IMPORTANT: in addition to changing the password, it’s strongly advised to switch to a two-factor authentication system (if the service supports it) to protect your account even further. If you look around, you’ll find that a lot of services are already supporting that feature: Google, Apple, Paypal, Ebay, all online banking accounts, and even a lot of “standard” websites. The most common 2FA implementation is based upon SMS: the website will send a confirmation SMS containing an OTP code to be entered immediately after the password. Two-factor authentication is, to date, the most effective system to protect against password theft and therefore deserves another important security consideration: ALWAYS ACTIVATE A 2-FACTOR AUTHENTICATION SYSTEM WHEN AVAILABLE.

Regardless of the authentication system you might want to choose, remember to act immediately: you need to change these password ASAP. Not acting, or – even worse – pretending you didn’t receive that e-mail message could be a big mistake. You must be humble enough to acknowledge the fact that, since you are one of those users that uses the same password for multiple websites, your concept of “cyber security” is still quite primitive. Let me be clear, nobody intends to blame you for this: the hackers have made the violation, not you. At the same time, it is important that you understand the importance of responding promptly to what they did: if that password is still used somewhere, you need to protect yourself and your family members, acquaintances and/or colleagues by modifying it immediately. Not doing so will most likely expose you to risks that, not being clearly computer experts, you are probably not even able to evaluate properly.

In the unfortunate event that the password you received in clear-text is the same one you’re currently using to access that mailbox / e-mail account… well, this is bad, because it most likely means that the hacker has been given the chance to login into it. As a matter of fact, you can only assume he didn’t if you had previously enabled two-factor authentication with your e-mail provider (such as GMail, who does actually support it).
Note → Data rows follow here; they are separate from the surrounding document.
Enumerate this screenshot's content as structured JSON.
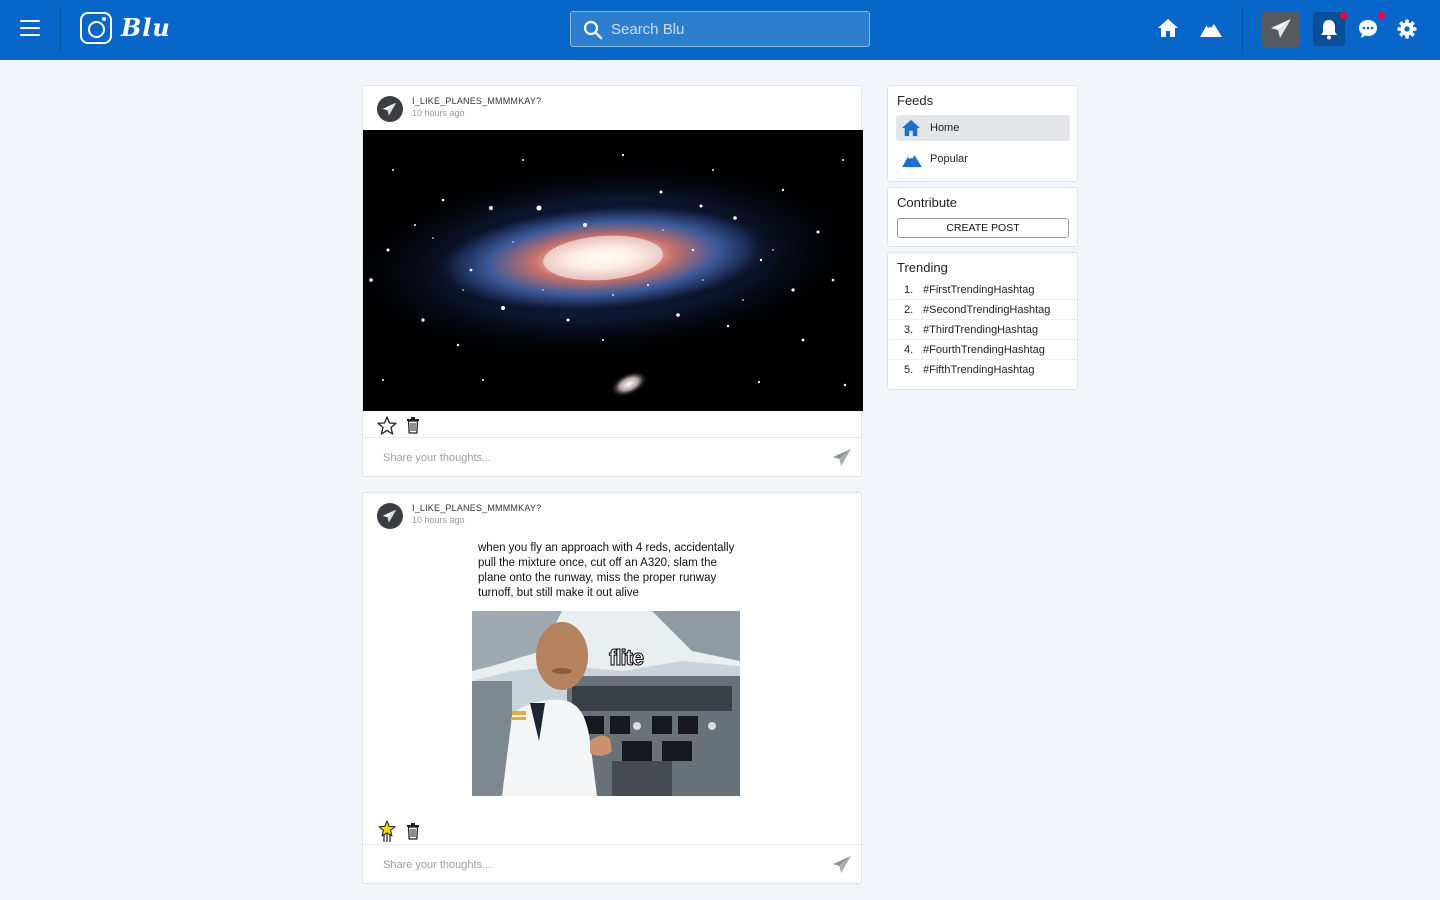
{
  "app": {
    "name": "Blu"
  },
  "search": {
    "placeholder": "Search Blu"
  },
  "colors": {
    "brand": "#0766c7",
    "notification_dot": "#ff0033",
    "star_filled": "#f5d700"
  },
  "header_icons": [
    "menu-icon",
    "home-icon",
    "popular-icon",
    "plane-icon",
    "bell-icon",
    "chat-icon",
    "gear-icon"
  ],
  "posts": [
    {
      "username": "I_LIKE_PLANES_MMMMKAY?",
      "time": "10 hours ago",
      "image": "galaxy",
      "starred": false,
      "comment_placeholder": "Share your thoughts..."
    },
    {
      "username": "I_LIKE_PLANES_MMMMKAY?",
      "time": "10 hours ago",
      "caption": "when you fly an approach with 4 reds, accidentally pull the mixture once, cut off an A320, slam the plane onto the runway, miss the proper runway turnoff, but still make it out alive",
      "image_text": "flite",
      "starred": true,
      "comment_placeholder": "Share your thoughts..."
    }
  ],
  "sidebar": {
    "feeds_title": "Feeds",
    "feeds": [
      {
        "label": "Home",
        "icon": "home-icon",
        "active": true
      },
      {
        "label": "Popular",
        "icon": "popular-icon",
        "active": false
      }
    ],
    "contribute_title": "Contribute",
    "create_post_label": "CREATE POST",
    "trending_title": "Trending",
    "trending": [
      {
        "rank": "1.",
        "tag": "#FirstTrendingHashtag"
      },
      {
        "rank": "2.",
        "tag": "#SecondTrendingHashtag"
      },
      {
        "rank": "3.",
        "tag": "#ThirdTrendingHashtag"
      },
      {
        "rank": "4.",
        "tag": "#FourthTrendingHashtag"
      },
      {
        "rank": "5.",
        "tag": "#FifthTrendingHashtag"
      }
    ]
  }
}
• Take a look to all the e-mail messages that may still be present in the mailbox and immediately change any password contained therein, such as: confirmation messages (some sites have the bad habit of repeating your registration password in clear text); messages of colleagues or friends or relatives who wrote you some plain-text password; and so on. All of these eventualities lead us to make one last important consideration: NEVER SEND CLEAR-TEXT PASSWORDS THROUGH E-MAIL.

• If the “compromised” mailbox is related to a company or work email, or contains information about your company, it’s very likely that the communication of the potential Data-Breach is a required action for you to take. If that’s the case, you’ll need to inform your IT manager (or equivalent officer) to decide what to do: again, acting promptly might be crucial to avoid much bigger problems in the immediate future. .. in addition to protecting you from possible disciplinary sanctions if the breach becomes of public domain.